Sekarang kita kembali kepada kelanjutan ayat. Pada kelanjutannya itu disebutkan sebagai sambungannya, “Sekaliannya1.", yakni turunlah kalian berdua dari dalam surga itu, ditambah dengan kalimat “sekaliannya". Sebab yang disuruh keluar itu menjadi bukan mereka berdua suami istri saja, tetapi ada satu lagi, yaitu Iblis yang jadi musuhnya itu. Dia pun disuruh keluar dari tempat itu, menjadi sudah bertiga. Kepada Iblis perintah keluar ini ditegaskan pada ayat yang lain, yaitu surah al-A'raaf ayat 18,
“Keluarlah engkau dari surga itu, dalam keadaan terhina, lagi terhalau." (al-A'raaf: 18)
Dengan mempertalikan ayat yang satu dengan ayatyang lain, dapatlah kita memahami bahwa turunnya kedua pihak itu dari dalam surga jauh berbeda. Adam dengan diiringikan oleh istrinya, sebagai orang yang terpilih dan telah diberi tobat dan diberi pula petunjuk, adalah turun ke bumi buat melaksanakan tugas. Sedang Iblis disuruh keluar dari dalam surga adalah dalam keadaan terhina dan terhalau.

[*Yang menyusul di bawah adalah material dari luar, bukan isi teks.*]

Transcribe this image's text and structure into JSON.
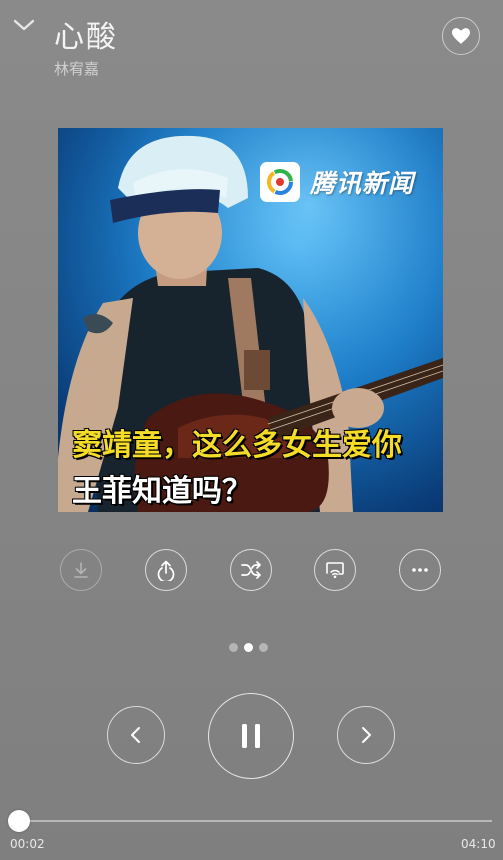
{
  "song": {
    "title": "心酸",
    "artist": "林宥嘉",
    "favorited": false
  },
  "cover": {
    "brand": "腾讯新闻",
    "headline_line1": "窦靖童，这么多女生爱你",
    "headline_line2": "王菲知道吗？"
  },
  "actions": [
    {
      "name": "download",
      "icon": "download-icon",
      "enabled": false
    },
    {
      "name": "share",
      "icon": "share-icon",
      "enabled": true
    },
    {
      "name": "shuffle",
      "icon": "shuffle-icon",
      "enabled": true
    },
    {
      "name": "cast",
      "icon": "cast-icon",
      "enabled": true
    },
    {
      "name": "more",
      "icon": "more-icon",
      "enabled": true
    }
  ],
  "pager": {
    "count": 3,
    "active_index": 1
  },
  "playback": {
    "state": "playing",
    "current_time": "00:02",
    "total_time": "04:10",
    "progress": 0.008
  },
  "colors": {
    "background": "#868686",
    "headline_yellow": "#f5dd27",
    "foreground": "#ffffff"
  }
}
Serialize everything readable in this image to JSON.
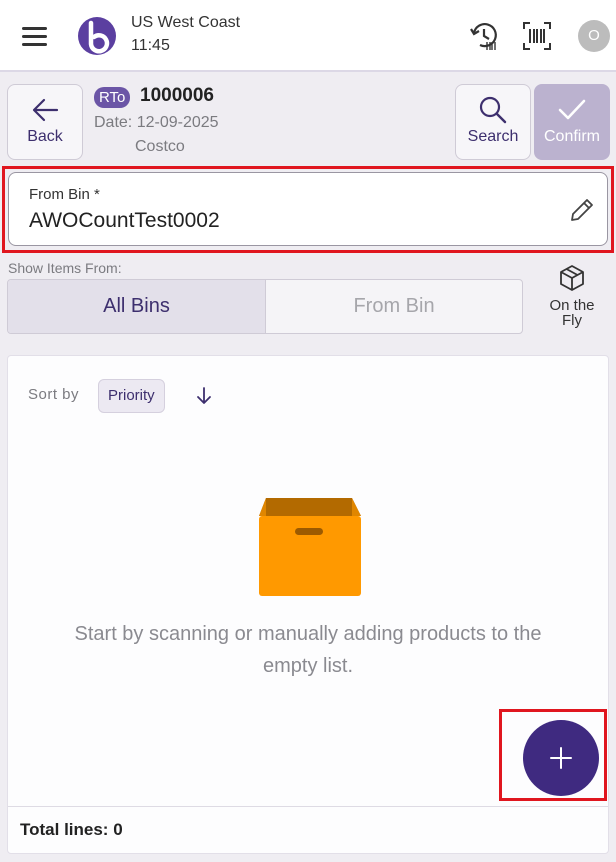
{
  "header": {
    "site_name": "US West Coast",
    "time": "11:45",
    "avatar_initial": "O",
    "brand_color": "#3f2a80"
  },
  "document": {
    "badge": "RTo",
    "number": "1000006",
    "date": "Date: 12-09-2025",
    "customer": "Costco"
  },
  "actions": {
    "back_label": "Back",
    "search_label": "Search",
    "confirm_label": "Confirm"
  },
  "from_bin": {
    "label": "From Bin *",
    "value": "AWOCountTest0002"
  },
  "show_items": {
    "label": "Show Items From:",
    "options": [
      "All Bins",
      "From Bin"
    ],
    "selected": "All Bins",
    "on_the_fly_line1": "On the",
    "on_the_fly_line2": "Fly"
  },
  "list": {
    "sort_label": "Sort by",
    "sort_value": "Priority",
    "empty_message_line1": "Start by scanning or manually adding products to the",
    "empty_message_line2": "empty list.",
    "total_lines": "Total lines: 0"
  },
  "highlight_color": "#e0161f"
}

Kemudian itu Allah memberi peringatan kepada Adam."Dalam keadaan yang setengah kamu jadi musuh bagiyang setengah."
i adalah peringatan yang kedua kali, dari yang pertama di ayat 117 di atas, yang mula diperingatkan oleh Allah setelah nyata bahwa Iblis tidak mau sujud kepada Adam. Tetapi sesudah peringatan betapa hebatnya permusuhan itu, Allah memberikan alat peneguhan hati bagi Adam."Maka jika datang kepada kamu petunjuk dariku," perkataan ini telah mengandung janji pula dari Allah bahwa selama Adam dan keturunannya melakukan tugas di dunia itu, Allah akan mendatangkan petunjuknya. Allah akan mengirimkan wahyu-Nya.
“Maka barangsiapa yang mengikuti petunjuk-Ku itu, maka tidaklah dia akan tersesat, dan tidaklah dia akan celaka."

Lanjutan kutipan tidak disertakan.